Dr. Ibrahim explained some of the new developments:

“There are several areas under research. Firstly, looking for the presence of beta-amyloid fragments in the retina, which may be detected by specialist retinal imaging modalities, before symptom onset. […] Secondly, looking at biomarkers detectable on retinal OCT-A images in the form of differences of retinal microvasculature in patients with Alzheimer’s disease and mild cognitive impairment compared to healthy controls.”

Perhaps these findings may lead to easier, earlier diagnosis of Alzheimer’s disease enabling treatment to begin before symptoms become severe.
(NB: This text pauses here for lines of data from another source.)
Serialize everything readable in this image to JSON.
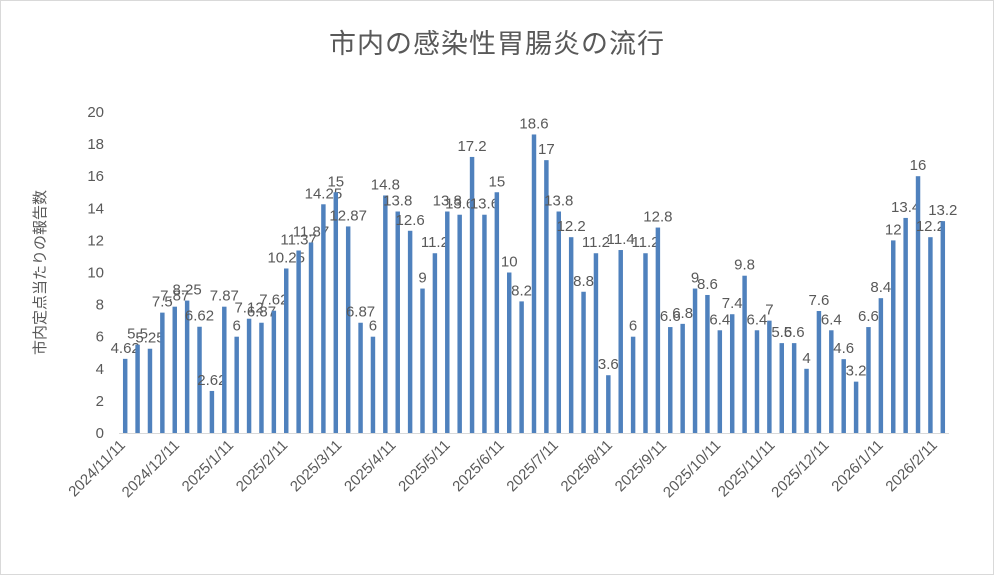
{
  "chart_data": {
    "type": "bar",
    "title": "市内の感染性胃腸炎の流行",
    "ylabel": "市内定点当たりの報告数",
    "xlabel": "",
    "ylim": [
      0,
      20
    ],
    "ytick_step": 2,
    "grid": false,
    "legend": "none",
    "bar_color": "#4f81bd",
    "x_tick_labels": [
      "2024/11/11",
      "2024/12/11",
      "2025/1/11",
      "2025/2/11",
      "2025/3/11",
      "2025/4/11",
      "2025/5/11",
      "2025/6/11",
      "2025/7/11",
      "2025/8/11",
      "2025/9/11",
      "2025/10/11",
      "2025/11/11",
      "2025/12/11",
      "2026/1/11",
      "2026/2/11"
    ],
    "values": [
      4.62,
      5.5,
      5.25,
      7.5,
      7.87,
      8.25,
      6.62,
      2.62,
      7.87,
      6,
      7.12,
      6.87,
      7.62,
      10.25,
      11.37,
      11.87,
      14.25,
      15,
      12.87,
      6.87,
      6,
      14.8,
      13.8,
      12.6,
      9,
      11.2,
      13.8,
      13.6,
      17.2,
      13.6,
      15,
      10,
      8.2,
      18.6,
      17,
      13.8,
      12.2,
      8.8,
      11.2,
      3.6,
      11.4,
      6,
      11.2,
      12.8,
      6.6,
      6.8,
      9,
      8.6,
      6.4,
      7.4,
      9.8,
      6.4,
      7,
      5.6,
      5.6,
      4,
      7.6,
      6.4,
      4.6,
      3.2,
      6.6,
      8.4,
      12,
      13.4,
      16,
      12.2,
      13.2
    ],
    "data_labels": [
      "4.62",
      "5.5",
      "5.25",
      "7.5",
      "7.87",
      "8.25",
      "6.62",
      "2.62",
      "7.87",
      "6",
      "7.12",
      "6.87",
      "7.62",
      "10.25",
      "11.37",
      "11.87",
      "14.25",
      "15",
      "12.87",
      "6.87",
      "6",
      "14.8",
      "13.8",
      "12.6",
      "9",
      "11.2",
      "13.8",
      "13.6",
      "17.2",
      "13.6",
      "15",
      "10",
      "8.2",
      "18.6",
      "17",
      "13.8",
      "12.2",
      "8.8",
      "11.2",
      "3.6",
      "11.4",
      "6",
      "11.2",
      "12.8",
      "6.6",
      "6.8",
      "9",
      "8.6",
      "6.4",
      "7.4",
      "9.8",
      "6.4",
      "7",
      "5.6",
      "5.6",
      "4",
      "7.6",
      "6.4",
      "4.6",
      "3.2",
      "6.6",
      "8.4",
      "12",
      "13.4",
      "16",
      "12.2",
      "13.2"
    ]
  }
}
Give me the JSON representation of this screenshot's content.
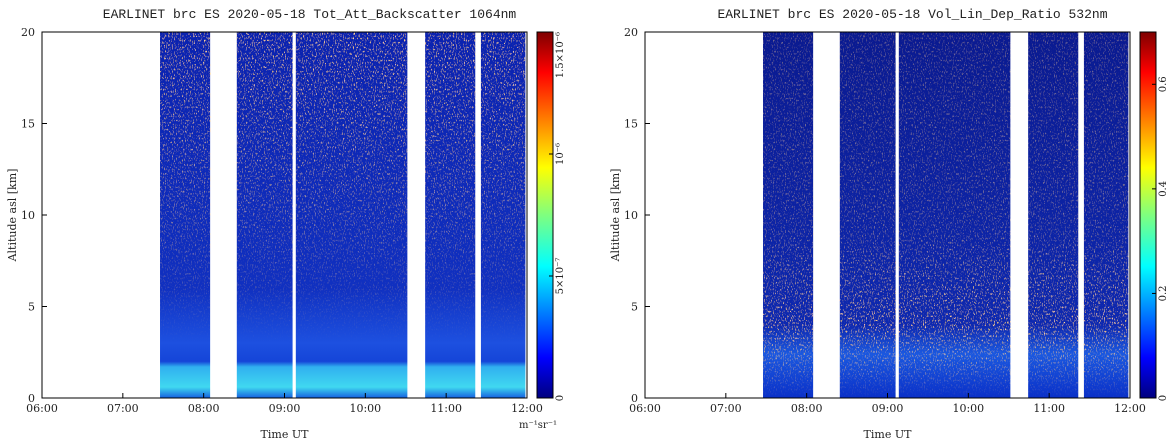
{
  "chart_data": [
    {
      "type": "heatmap",
      "title": "EARLINET brc ES 2020-05-18 Tot_Att_Backscatter 1064nm",
      "xlabel": "Time UT",
      "ylabel": "Altitude asl [km]",
      "colorbar_label": "m⁻¹sr⁻¹",
      "xlim": [
        6,
        12
      ],
      "xticks": [
        {
          "value": 6,
          "label": "06:00"
        },
        {
          "value": 7,
          "label": "07:00"
        },
        {
          "value": 8,
          "label": "08:00"
        },
        {
          "value": 9,
          "label": "09:00"
        },
        {
          "value": 10,
          "label": "10:00"
        },
        {
          "value": 11,
          "label": "11:00"
        },
        {
          "value": 12,
          "label": "12:00"
        }
      ],
      "ylim": [
        0,
        20
      ],
      "yticks": [
        0,
        5,
        10,
        15,
        20
      ],
      "clim": [
        0,
        1.5e-06
      ],
      "cticks": [
        0,
        {
          "value": 5e-07,
          "label": "5×10⁻⁷"
        },
        {
          "value": 1e-06,
          "label": "10⁻⁶"
        },
        {
          "value": 1.5e-06,
          "label": "1.5×10⁻⁶"
        }
      ],
      "segments": [
        [
          7.46,
          8.08
        ],
        [
          8.41,
          9.1
        ],
        [
          9.14,
          10.52
        ],
        [
          10.74,
          11.36
        ],
        [
          11.43,
          11.98
        ]
      ]
    },
    {
      "type": "heatmap",
      "title": "EARLINET brc ES 2020-05-18 Vol_Lin_Dep_Ratio 532nm",
      "xlabel": "Time UT",
      "ylabel": "Altitude asl [km]",
      "xlim": [
        6,
        12
      ],
      "xticks": [
        {
          "value": 6,
          "label": "06:00"
        },
        {
          "value": 7,
          "label": "07:00"
        },
        {
          "value": 8,
          "label": "08:00"
        },
        {
          "value": 9,
          "label": "09:00"
        },
        {
          "value": 10,
          "label": "10:00"
        },
        {
          "value": 11,
          "label": "11:00"
        },
        {
          "value": 12,
          "label": "12:00"
        }
      ],
      "ylim": [
        0,
        20
      ],
      "yticks": [
        0,
        5,
        10,
        15,
        20
      ],
      "clim": [
        0,
        0.7
      ],
      "cticks": [
        0,
        0.2,
        0.4,
        0.6
      ],
      "segments": [
        [
          7.46,
          8.08
        ],
        [
          8.41,
          9.1
        ],
        [
          9.14,
          10.52
        ],
        [
          10.74,
          11.36
        ],
        [
          11.43,
          11.98
        ]
      ]
    }
  ]
}
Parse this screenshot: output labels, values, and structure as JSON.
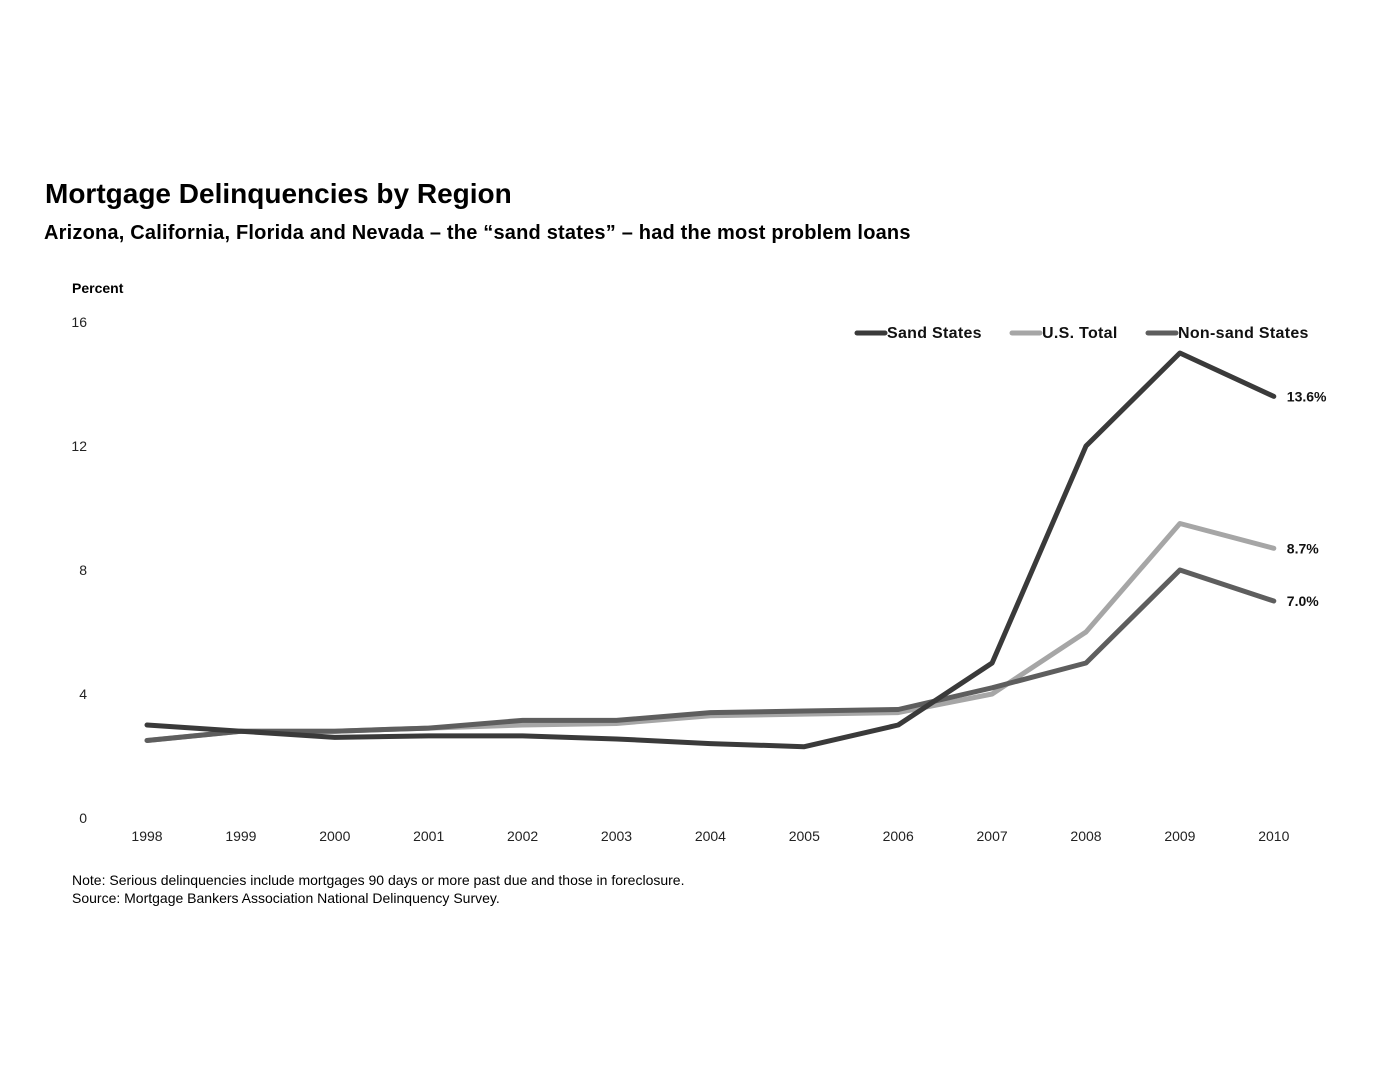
{
  "title": "Mortgage Delinquencies by Region",
  "subtitle": "Arizona, California, Florida and Nevada – the “sand states” – had the most problem loans",
  "note": "Note: Serious delinquencies include mortgages 90 days or more past due and those in foreclosure.",
  "source": "Source: Mortgage Bankers Association National Delinquency Survey.",
  "chart_data": {
    "type": "line",
    "title": "Mortgage Delinquencies by Region",
    "ylabel": "Percent",
    "xlabel": "",
    "ylim": [
      0,
      16
    ],
    "yticks": [
      0,
      4,
      8,
      12,
      16
    ],
    "grid": false,
    "legend_position": "top-right",
    "categories": [
      "1998",
      "1999",
      "2000",
      "2001",
      "2002",
      "2003",
      "2004",
      "2005",
      "2006",
      "2007",
      "2008",
      "2009",
      "2010"
    ],
    "series": [
      {
        "name": "Sand States",
        "color": "#3a3a3a",
        "values": [
          3.0,
          2.8,
          2.6,
          2.65,
          2.65,
          2.55,
          2.4,
          2.3,
          3.0,
          5.0,
          12.0,
          15.0,
          13.6
        ],
        "end_label": "13.6%"
      },
      {
        "name": "U.S. Total",
        "color": "#a6a6a6",
        "values": [
          2.5,
          2.8,
          2.8,
          2.9,
          3.0,
          3.05,
          3.3,
          3.35,
          3.4,
          4.0,
          6.0,
          9.5,
          8.7
        ],
        "end_label": "8.7%"
      },
      {
        "name": "Non-sand States",
        "color": "#5e5e5e",
        "values": [
          2.5,
          2.8,
          2.8,
          2.9,
          3.15,
          3.15,
          3.4,
          3.45,
          3.5,
          4.2,
          5.0,
          8.0,
          7.0
        ],
        "end_label": "7.0%"
      }
    ]
  }
}
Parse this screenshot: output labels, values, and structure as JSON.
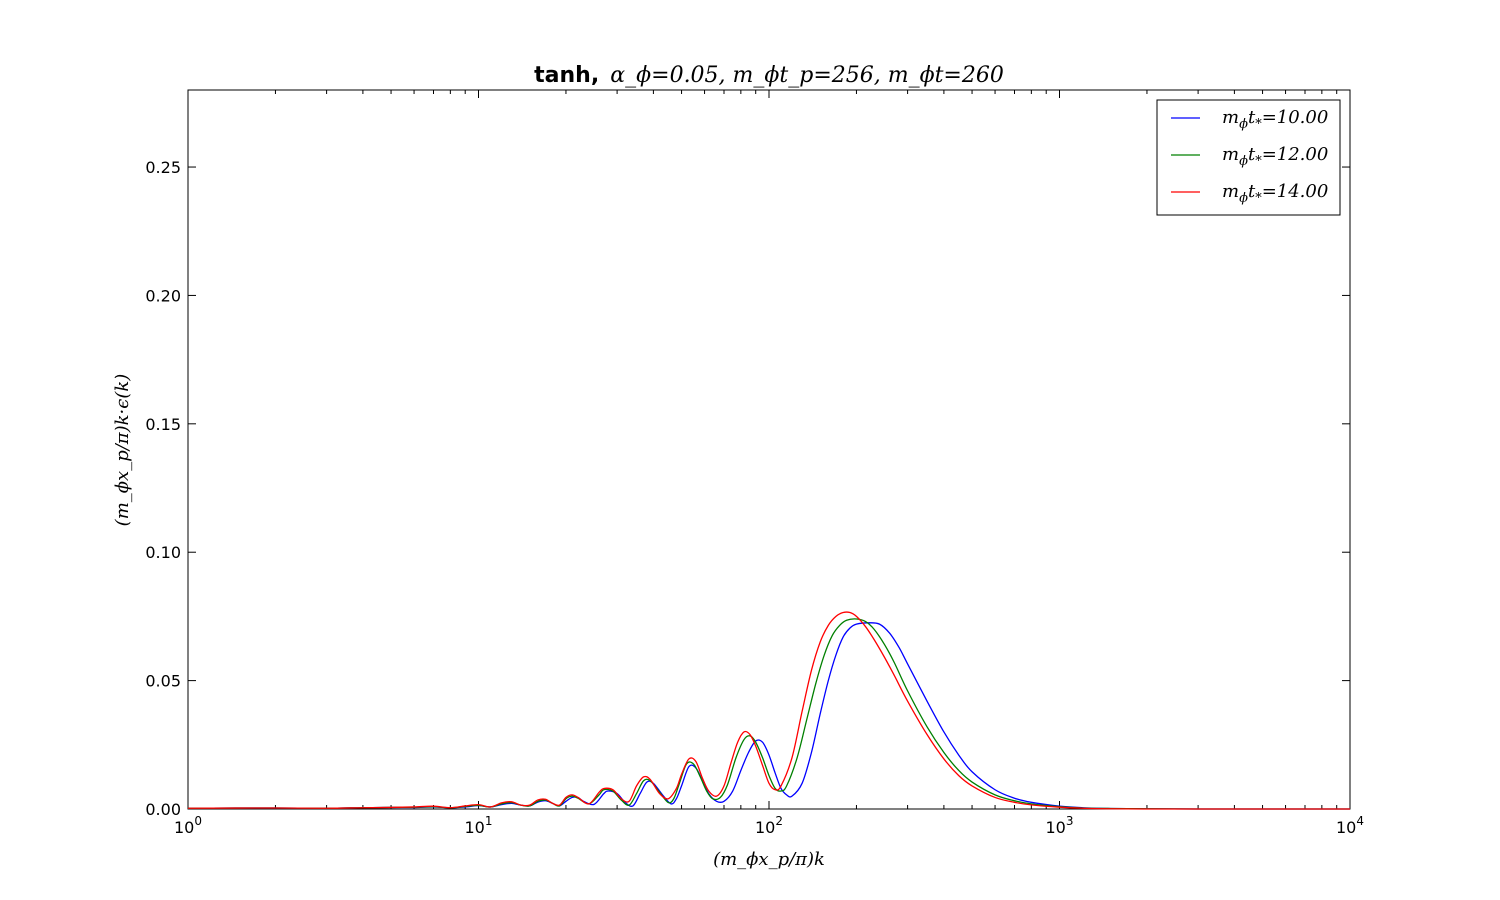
{
  "chart_data": {
    "type": "line",
    "title": "tanh, α_ϕ=0.05, m_ϕt_p=256, m_ϕt=260",
    "title_bold": "tanh,",
    "title_math": "α_ϕ=0.05, m_ϕt_p=256, m_ϕt=260",
    "xlabel": "(m_ϕx_p/π)k",
    "ylabel": "(m_ϕx_p/π)k·ϵ(k)",
    "xscale": "log",
    "xlim": [
      1,
      10000
    ],
    "ylim": [
      0,
      0.28
    ],
    "x_ticks": [
      1,
      10,
      100,
      1000,
      10000
    ],
    "x_tick_labels": [
      {
        "base": "10",
        "exp": "0"
      },
      {
        "base": "10",
        "exp": "1"
      },
      {
        "base": "10",
        "exp": "2"
      },
      {
        "base": "10",
        "exp": "3"
      },
      {
        "base": "10",
        "exp": "4"
      }
    ],
    "y_ticks": [
      0.0,
      0.05,
      0.1,
      0.15,
      0.2,
      0.25
    ],
    "y_tick_labels": [
      "0.00",
      "0.05",
      "0.10",
      "0.15",
      "0.20",
      "0.25"
    ],
    "grid": false,
    "legend_position": "top-right",
    "series": [
      {
        "name": "m_ϕt_*=10.00",
        "color": "#0000ff",
        "x": [
          1,
          2,
          3,
          4,
          5,
          6,
          7,
          8,
          9,
          10,
          11,
          12,
          13,
          14,
          15,
          16,
          17,
          18,
          19,
          20,
          21,
          22,
          23,
          25,
          27,
          28,
          30,
          32,
          34,
          36,
          38,
          40,
          43,
          46,
          48,
          50,
          53,
          56,
          59,
          62,
          66,
          70,
          75,
          80,
          85,
          90,
          95,
          100,
          105,
          110,
          115,
          120,
          130,
          140,
          150,
          160,
          170,
          180,
          190,
          200,
          220,
          240,
          260,
          280,
          300,
          350,
          400,
          450,
          500,
          600,
          700,
          800,
          1000,
          1200,
          1500,
          2000,
          3000,
          5000,
          10000
        ],
        "values": [
          0.0003,
          0.0004,
          0.0003,
          0.0005,
          0.0006,
          0.0006,
          0.0008,
          0.0005,
          0.0008,
          0.0013,
          0.0008,
          0.0017,
          0.0022,
          0.0015,
          0.0012,
          0.0027,
          0.0032,
          0.0022,
          0.0012,
          0.003,
          0.0045,
          0.0045,
          0.003,
          0.0018,
          0.006,
          0.007,
          0.006,
          0.0025,
          0.0012,
          0.006,
          0.0105,
          0.01,
          0.0055,
          0.002,
          0.004,
          0.009,
          0.0165,
          0.016,
          0.011,
          0.006,
          0.003,
          0.003,
          0.007,
          0.015,
          0.022,
          0.0265,
          0.026,
          0.021,
          0.014,
          0.008,
          0.0055,
          0.005,
          0.01,
          0.022,
          0.037,
          0.05,
          0.06,
          0.067,
          0.0705,
          0.072,
          0.0725,
          0.072,
          0.0685,
          0.063,
          0.0565,
          0.042,
          0.03,
          0.021,
          0.0145,
          0.0075,
          0.0042,
          0.0026,
          0.0011,
          0.0005,
          0.0002,
          0.0001,
          0.0,
          0.0,
          0.0
        ]
      },
      {
        "name": "m_ϕt_*=12.00",
        "color": "#008000",
        "x": [
          1,
          2,
          3,
          4,
          5,
          6,
          7,
          8,
          9,
          10,
          11,
          12,
          13,
          14,
          15,
          16,
          17,
          18,
          19,
          20,
          21,
          22,
          24,
          26,
          27,
          29,
          31,
          33,
          35,
          37,
          39,
          42,
          45,
          47,
          49,
          52,
          55,
          58,
          61,
          64,
          68,
          72,
          77,
          82,
          86,
          90,
          95,
          100,
          105,
          110,
          115,
          125,
          135,
          145,
          155,
          165,
          175,
          185,
          200,
          215,
          230,
          250,
          270,
          300,
          350,
          400,
          450,
          500,
          600,
          700,
          800,
          1000,
          1200,
          1500,
          2000,
          3000,
          5000,
          10000
        ],
        "values": [
          0.0003,
          0.0004,
          0.0003,
          0.0005,
          0.0006,
          0.0007,
          0.0009,
          0.0005,
          0.001,
          0.0014,
          0.0008,
          0.002,
          0.0025,
          0.0015,
          0.0012,
          0.003,
          0.0035,
          0.0022,
          0.0012,
          0.004,
          0.005,
          0.0042,
          0.002,
          0.0055,
          0.0075,
          0.007,
          0.0035,
          0.0015,
          0.006,
          0.011,
          0.011,
          0.0065,
          0.0025,
          0.004,
          0.0095,
          0.0175,
          0.0175,
          0.0125,
          0.007,
          0.004,
          0.0045,
          0.0095,
          0.02,
          0.027,
          0.0285,
          0.026,
          0.02,
          0.013,
          0.008,
          0.007,
          0.009,
          0.02,
          0.035,
          0.049,
          0.06,
          0.0675,
          0.0715,
          0.0735,
          0.074,
          0.073,
          0.07,
          0.064,
          0.057,
          0.046,
          0.032,
          0.022,
          0.015,
          0.0105,
          0.0055,
          0.0032,
          0.002,
          0.0009,
          0.0004,
          0.0002,
          0.0001,
          0.0,
          0.0,
          0.0
        ]
      },
      {
        "name": "m_ϕt_*=14.00",
        "color": "#ff0000",
        "x": [
          1,
          2,
          3,
          4,
          5,
          6,
          7,
          8,
          9,
          10,
          11,
          12,
          13,
          14,
          15,
          16,
          17,
          18,
          19,
          20,
          21,
          22,
          24,
          26,
          27,
          29,
          31,
          33,
          35,
          37,
          39,
          42,
          45,
          48,
          50,
          53,
          56,
          59,
          62,
          66,
          70,
          74,
          78,
          82,
          86,
          90,
          95,
          100,
          105,
          110,
          120,
          130,
          140,
          150,
          160,
          170,
          180,
          190,
          200,
          215,
          230,
          250,
          270,
          300,
          350,
          400,
          450,
          500,
          600,
          700,
          800,
          1000,
          1200,
          1500,
          2000,
          3000,
          5000,
          10000
        ],
        "values": [
          0.0003,
          0.0004,
          0.0003,
          0.0005,
          0.0006,
          0.0008,
          0.0011,
          0.0005,
          0.0012,
          0.0017,
          0.0008,
          0.0024,
          0.0028,
          0.0015,
          0.0015,
          0.0035,
          0.0038,
          0.0022,
          0.0015,
          0.0045,
          0.0055,
          0.0045,
          0.002,
          0.0065,
          0.008,
          0.0075,
          0.004,
          0.003,
          0.009,
          0.0125,
          0.0115,
          0.006,
          0.004,
          0.008,
          0.0135,
          0.0195,
          0.0185,
          0.012,
          0.007,
          0.005,
          0.009,
          0.018,
          0.026,
          0.03,
          0.029,
          0.0245,
          0.017,
          0.01,
          0.0075,
          0.009,
          0.02,
          0.038,
          0.054,
          0.065,
          0.0715,
          0.075,
          0.0765,
          0.0765,
          0.075,
          0.071,
          0.066,
          0.059,
          0.052,
          0.042,
          0.029,
          0.0195,
          0.013,
          0.009,
          0.0045,
          0.0026,
          0.0016,
          0.0007,
          0.0003,
          0.0001,
          0.0,
          0.0,
          0.0,
          0.0
        ]
      }
    ],
    "legend_entries": [
      {
        "prefix": "m",
        "sub1": "ϕ",
        "mid": "t",
        "sub2": "*",
        "value": "=10.00",
        "color": "#0000ff"
      },
      {
        "prefix": "m",
        "sub1": "ϕ",
        "mid": "t",
        "sub2": "*",
        "value": "=12.00",
        "color": "#008000"
      },
      {
        "prefix": "m",
        "sub1": "ϕ",
        "mid": "t",
        "sub2": "*",
        "value": "=14.00",
        "color": "#ff0000"
      }
    ]
  }
}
As well as allowing an optometrist to detect diseases elsewhere in the body, changes in the eyes can tell a physician how a systemic disease is progressing.

So regular eye tests are important, particularly as we get older, as Dr. Benjamin Bert, an ophthalmologist at MemorialCare Orange Coast Medical Center in Fountain Valley, CA, told MNT:

“While eye exams are mostly to check the health of the eyes, they do help to screen for systemic diseases. For adults, if you don’t have any need for glasses or contact lenses, it is still recommended to get an annual exam at least once in your 20s, twice in your 30s, and more regularly after 40. After 40 is when eye-specific ailments can start to become more common — including presbyopia, glaucoma, cataract, and changes to the retina from diabetes or high blood pressure.”

Dr. Krauss reiterated the same advice.

But it is also important to remember that eye examinations are only one tool in monitoring health conditions.

“An examination of the retina often reflects the severity of a disease throughout the body. […] However, patients should not rely on an eye examination to assess how well their systemic disease is controlled,” Dr. Storey cautioned.

“The damage that we see in the eye can take years to occur. Even when a patient’s eye examination is normal, their systemic disease — hypertension or diabetes for example — could be poorly controlled,” he explained.

So, make sure a regular eye test is part of your overall health care, particularly as you get older — it may just detect a condition that you were unaware of, helping you to take control of your health.